Parti québécois : les Québécois conserveront la citoyenneté canadienne après l’indépendance
Auteur: Simon Kabbaj
Une annonce rassurante faite à Saint-Hyacinthe

C’est une question qui revient sans cesse « Si le Québec devient un pays, est-ce que je perds mon passeport canadien ? » Eh bien, il semblerait que nous ayons enfin une réponse formelle, ou du moins, la position officielle du Parti Québécois sur ce sujet épineux.

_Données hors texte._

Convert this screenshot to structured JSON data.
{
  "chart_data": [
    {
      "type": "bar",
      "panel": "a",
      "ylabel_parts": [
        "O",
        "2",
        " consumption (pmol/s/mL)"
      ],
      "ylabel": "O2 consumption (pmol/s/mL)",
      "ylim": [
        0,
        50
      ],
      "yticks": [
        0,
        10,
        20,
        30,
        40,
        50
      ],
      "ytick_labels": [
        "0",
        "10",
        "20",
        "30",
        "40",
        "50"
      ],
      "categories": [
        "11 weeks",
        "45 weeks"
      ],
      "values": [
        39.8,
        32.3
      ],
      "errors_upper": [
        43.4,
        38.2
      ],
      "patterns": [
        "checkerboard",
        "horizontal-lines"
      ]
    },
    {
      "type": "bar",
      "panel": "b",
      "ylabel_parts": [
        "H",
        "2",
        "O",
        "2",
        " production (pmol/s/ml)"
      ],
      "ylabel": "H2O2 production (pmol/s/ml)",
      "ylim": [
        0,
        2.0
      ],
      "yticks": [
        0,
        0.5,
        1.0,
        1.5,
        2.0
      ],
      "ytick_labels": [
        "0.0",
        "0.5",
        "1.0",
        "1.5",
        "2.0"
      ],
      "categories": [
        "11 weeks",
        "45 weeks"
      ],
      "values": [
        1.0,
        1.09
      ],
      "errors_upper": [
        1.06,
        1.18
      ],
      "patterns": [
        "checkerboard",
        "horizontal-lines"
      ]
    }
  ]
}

Alors qu’il se trouvait à Saint-Hyacinthe, le chef du PQ, Paul St-Pierre Plamondon, a tenu à mettre les choses au clair. Il a présenté une section cruciale de son fameux « Livre bleu », ce document massif censé répondre à toutes les interrogations sur l’accession du Québec à l’indépendance. L’objectif était visiblement de calmer les inquiétudes : selon lui, les citoyens d’un Québec indépendant pourront bel et bien conserver leur citoyenneté canadienne.
Le « Livre bleu » et les mécanismes de la citoyenneté

Il faut avouer que ce document semble avoir réponse à tout, ou presque. Dans ce nouveau chapitre dévoilé, PSPP – comme on l’appelle souvent – détaille plusieurs scénarios pour l’obtention de la citoyenneté québécoise. C’est assez précis. On y apprend notamment que dès le jour 1 de l’indépendance, tous les citoyens canadiens qui résident au Québec obtiendraient automatiquement la citoyenneté québécoise. Pas de paperasse compliquée pour nous, donc, du moins en théorie.

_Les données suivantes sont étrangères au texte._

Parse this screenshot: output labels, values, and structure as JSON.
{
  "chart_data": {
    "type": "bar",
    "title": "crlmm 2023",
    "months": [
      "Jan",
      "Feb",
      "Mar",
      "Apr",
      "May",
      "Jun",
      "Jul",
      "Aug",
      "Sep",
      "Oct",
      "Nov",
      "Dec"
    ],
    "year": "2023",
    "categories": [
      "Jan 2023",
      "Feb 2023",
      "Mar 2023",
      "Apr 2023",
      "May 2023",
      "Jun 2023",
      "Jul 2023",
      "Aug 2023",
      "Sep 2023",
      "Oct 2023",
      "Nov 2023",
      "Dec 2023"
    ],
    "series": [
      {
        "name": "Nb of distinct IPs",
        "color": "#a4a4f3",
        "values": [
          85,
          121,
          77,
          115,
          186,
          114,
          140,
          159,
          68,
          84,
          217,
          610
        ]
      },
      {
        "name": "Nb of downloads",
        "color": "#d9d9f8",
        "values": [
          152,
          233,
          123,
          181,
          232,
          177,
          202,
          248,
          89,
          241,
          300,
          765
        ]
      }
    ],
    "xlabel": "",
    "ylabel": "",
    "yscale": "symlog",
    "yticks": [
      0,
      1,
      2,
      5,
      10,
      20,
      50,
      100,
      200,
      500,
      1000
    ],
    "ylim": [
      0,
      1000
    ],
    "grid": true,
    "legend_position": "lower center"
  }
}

Mais ce n’est pas tout. Le chef péquiste a aussi précisé que d’autres procédures sont prévues pour ceux qui ne sont pas citoyens, et même, fait intéressant, pour les francophones vivant à l’extérieur du Québec. C’est une main tendue, je suppose. Ce « Livre bleu » se veut un guide complet, cherchant à balayer les zones d’ombre qui pourraient effrayer les électeurs indécis face à un changement d’une telle ampleur.
Double citoyenneté et bataille juridique en vue

Là où ça devient vraiment intéressant, c’est quand on aborde l’argumentaire face aux opposants. Paul St-Pierre Plamondon a rappelé que les fédéralistes, ceux qui soutiennent l’unité canadienne, ont souvent brandi la menace de la perte du passeport. Pour lui, ils ont tort sur toute la ligne. Pourquoi ? Parce que le Canada autorise déjà la double citoyenneté actuellement. Alors, pourquoi cela changerait-il pour les Québécois ?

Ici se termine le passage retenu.